New York Times #1
A Tart Berry Reintroduces Itself
For much of the last century most states banned commercial cultivation of black currants, which were brought here by early English settlers, because the bushes can carry a fungus that is lethal for many pine trees.
But since New York’s ban on black currant cultivation was lifted in 2003, a few farmers have started growing the dark purple berries, which are available in some farmers’ markets for the next week or so, and some chefs have been cooking with them.
At Dressler in Williamsburg, Brooklyn, the executive chef Polo Dobkin braises pork belly, slices and grills it, and then simmers the braising liquid with house-made black currant preserves. The browned meat, with a sumptuous ribbon of melting fat, is served over a frisée, arugula and orange salad, and drizzled with whole black currants in a savory meat reduction.
“It lends itself perfectly to pork,” Mr. Dobkin said of the black currant sauce, which echoes flavors he remembers from childhood visits to his mother’s family in Austria.
Austrians often serve currant sauces with game, just as the British serve roasts with Cumberland sauce — currants, or currant jelly, stewed with port, orange juice and zest. Red currants are usually used in Cumberland sauce, but black currants have a deeper flavor.
Greg Quinn worked to overturn a farming ban. Credit Jennifer May
“It’s perfectly balanced,” Mr. Dobkin said of the fruit. “It has a bit of sweetness and tartness to it, which cuts through fattier meats.”
Dalia Jurgensen, Dressler’s pastry chef, uses the berries to make a gorgeous purple sorbet. She simmers them with sugar and water and then strains them through a chinois before cooling and churning the liquor into a smooth tart ice that the restaurant serves as a refresher between courses and with pistachio biscotti for dessert.
Customers have responded well to the black currant dishes on Dressler’s menu — “plates come back clean,” Mr. Dobkin said — but many are not familiar with the berry.
Black currants and their juice have been used around the world for medicinal purposes.

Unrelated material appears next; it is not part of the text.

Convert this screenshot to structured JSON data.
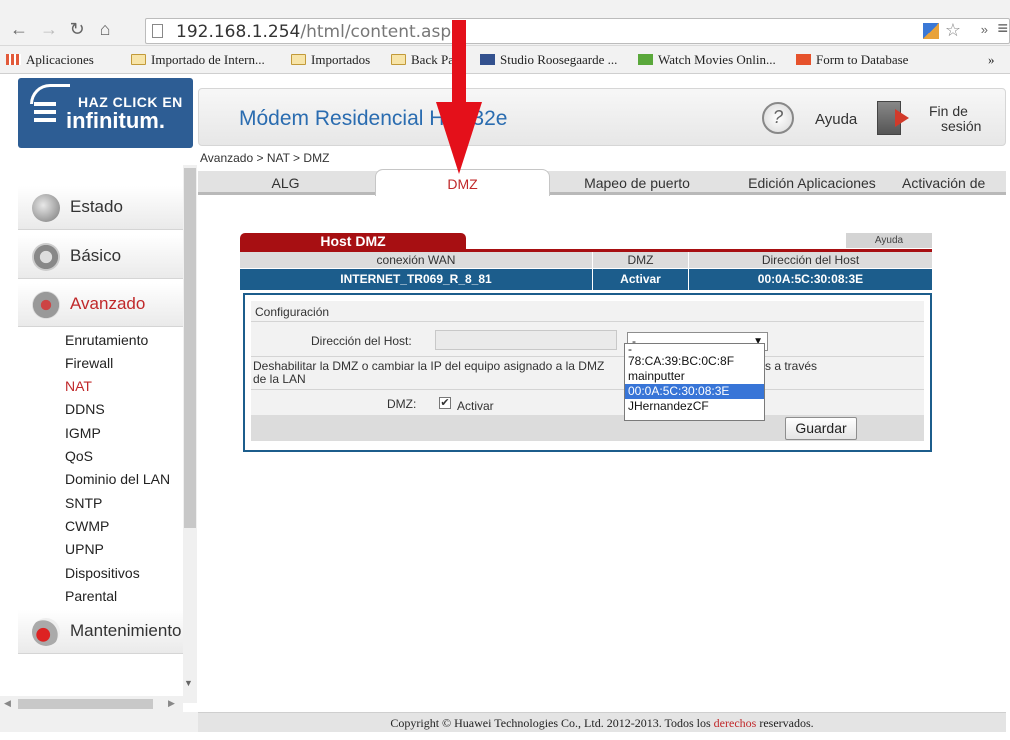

They are extremely high in vitamin C and other antioxidants. But despite their popularity in Europe, black currants are rarely seen in the United States, other than on backyard bushes, or in the liqueur crème de cassis. Black currant cultivation is still banned in several states.
But Mr. Dobkin said that even if black currants become more common, they may not be a taste that is easy to acquire. “I’m not sure how much it appeals to the average American palate,” he said. “It might be too tart.”
Indeed, even when black currants were more widely grown in America, some regarded them to be “of a stinking and somewhat loathing savour,” according to a 1925 book, “The Small Fruits of New York.”
Red and white currants, the less tart, less complex and less nutritious siblings, were more popular. Still, red and white currants also lost their footing here over the last century.
In 1919, New York produced 3.3 million quarts of the nation’s 7.6-million-quart annual currant production. Now the United States currant crop is too small to be reported by the Agriculture Department, said Danny L. Barney, a horticulture professor and a fruit breeder at the University of Idaho who has been working to promote a currant industry in America. “People simply forgot about them,” he said. “There’s ignorance about what they are, and there are so many fruits available from all over the world at the supermarket.”
Dressler buys 5-pound bags of frozen black currants from Greg Quinn, an upstate farmer who lobbied successfully to overturn the black currant farming ban in New York. Mr. Quinn, who has 10,000 black currant bushes at his farm in Staatsburg, N.Y., along with almost 7,000 red, white and pink currant bushes, touts black currants’ health benefits and hopes they will become a high-value niche crop.
“What I’m trying to do is create a crop that farmers can actually make some money on,” Mr. Quinn said as he strode along his rows of black currant bushes.
He has helped other farms start black currant crops. And he imports black currants for his nationally distributed juice, CurrantC — a way to “prime the pump,” he said, by introducing Americans to the charms of black currants.
Mr. Quinn sells his own currants to restaurants and ice cream companies, including Van Leeuwen Artisan Ice Cream in Brooklyn, and he sells bags of frozen red and black currants by mail year-round from his Web site, currants.com. Five-pound bags are $15, and home winemakers can buy 50-pound bags for $275.
Red Jacket Orchards, a farm in the Finger Lakes region, has been growing red and black currants since the New York ban was lifted. The farm sells fresh currants at its farmers’ market stands, and buys black currants from a neighboring farm for an apple-black currant juice.
Another farm, Prospect Hill Orchards in Milton, N.Y., has been selling black, red and white currants at Greenmarkets in TriBeCa, at the Port Authority Bus Terminal and at Columbus Avenue and West 66th Street.
“I find that people don’t really know or understand them,” Joe Nicholson Jr., chief executive of Red Jacket, said of currants. “But every year we gain ground here.”